Increasing number of leopards gives Sakkarbaug Zoo officials a tough time
Ahmedabad Newsline By Hiral Dave
Increasing man-animal conflict in last couple of years has been landing the big cats into cages in such a large number that it is now becoming difficult for the zoo authorities to handle the situation. At present, nearly 30 leopards are inmates of the Sakkarbaug (SKB) Zoo, while the number of Asiatic lions stands at 21.
This year, half a dozen cases of man-leopard conflicts have been reported so far. In 2007, the forest department had caged over 70 leopards from the villages located on the periphery of the Gir Wildlife Sanctuary (GWS). In most cases, forest officials have no option but to send these animals to zoo, as many of these leopards are injured when caught.
“In recent years, the zoo has been receiving leopards that were on prowl in the revenue areas. They are brought here for treatment after sustaining injuries during conflict with villagers. Some of them suffered permanent damage and could not be released back in wild,” said SKB zoo superintendent Y Rana.
He added that some have developed the tendency of wandering in the revenue areas, so they have also been kept at the zoo. “As a result, the zoo is overcrowded with leopards,” he said, adding that though there is a shortage of space, but they have no other option than keeping the wild cat in captive.

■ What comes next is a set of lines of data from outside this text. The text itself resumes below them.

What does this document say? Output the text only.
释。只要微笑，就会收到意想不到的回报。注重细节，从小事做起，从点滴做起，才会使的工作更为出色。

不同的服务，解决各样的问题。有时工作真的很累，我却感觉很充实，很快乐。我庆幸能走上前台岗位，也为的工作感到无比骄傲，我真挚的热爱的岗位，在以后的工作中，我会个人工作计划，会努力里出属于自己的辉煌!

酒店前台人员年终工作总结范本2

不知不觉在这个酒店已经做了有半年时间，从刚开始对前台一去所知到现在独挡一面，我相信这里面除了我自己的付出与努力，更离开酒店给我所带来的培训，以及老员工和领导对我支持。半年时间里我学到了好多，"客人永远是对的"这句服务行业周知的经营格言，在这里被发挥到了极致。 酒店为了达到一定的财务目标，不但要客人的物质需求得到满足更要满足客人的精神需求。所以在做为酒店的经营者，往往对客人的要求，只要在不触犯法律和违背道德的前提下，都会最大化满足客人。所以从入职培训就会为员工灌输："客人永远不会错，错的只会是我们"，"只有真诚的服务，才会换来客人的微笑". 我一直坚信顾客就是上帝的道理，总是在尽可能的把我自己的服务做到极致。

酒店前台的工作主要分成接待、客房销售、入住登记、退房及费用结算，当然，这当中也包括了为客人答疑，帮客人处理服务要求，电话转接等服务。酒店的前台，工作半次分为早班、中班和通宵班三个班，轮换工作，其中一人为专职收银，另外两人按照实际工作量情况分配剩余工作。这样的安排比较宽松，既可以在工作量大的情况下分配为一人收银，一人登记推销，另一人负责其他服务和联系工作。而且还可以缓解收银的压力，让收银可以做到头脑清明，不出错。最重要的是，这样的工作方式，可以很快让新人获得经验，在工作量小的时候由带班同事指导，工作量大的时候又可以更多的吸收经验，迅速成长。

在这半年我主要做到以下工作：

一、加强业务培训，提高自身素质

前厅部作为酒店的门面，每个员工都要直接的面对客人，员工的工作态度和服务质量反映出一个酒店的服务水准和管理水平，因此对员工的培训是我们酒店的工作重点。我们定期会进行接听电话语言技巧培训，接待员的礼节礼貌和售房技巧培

While leopard is a solitary big cat, its been hurdled in groups of five to six in small cages of total area less than 300 square meter, with little or no height. These undersized cages are said to be constructed and designed over 100 years ago. The zoo does have big open cages in the safari park for leopards, but its number is restricted to two.
Officials say that shrinking natural habitat coupled with increasing lion and leopard population has led to dispersion of these two big cats outside forest areas. They generally take shelter in sugarcane and mangoes orchid farms for days. “The cats go out in search of food. Leopard, which is an opportunist hunter, prefers to stay in the revenue areas for hunting. This increases chances of conflict between man and leopard,” said Rana.
The leopard population stood at 155 when the first census was done at GWS in 1974. Since then the animal’s population has been registering increase in every census. The number stood at 380 in the last census done in 2005, indicating an increase of 69 since the 2000 census.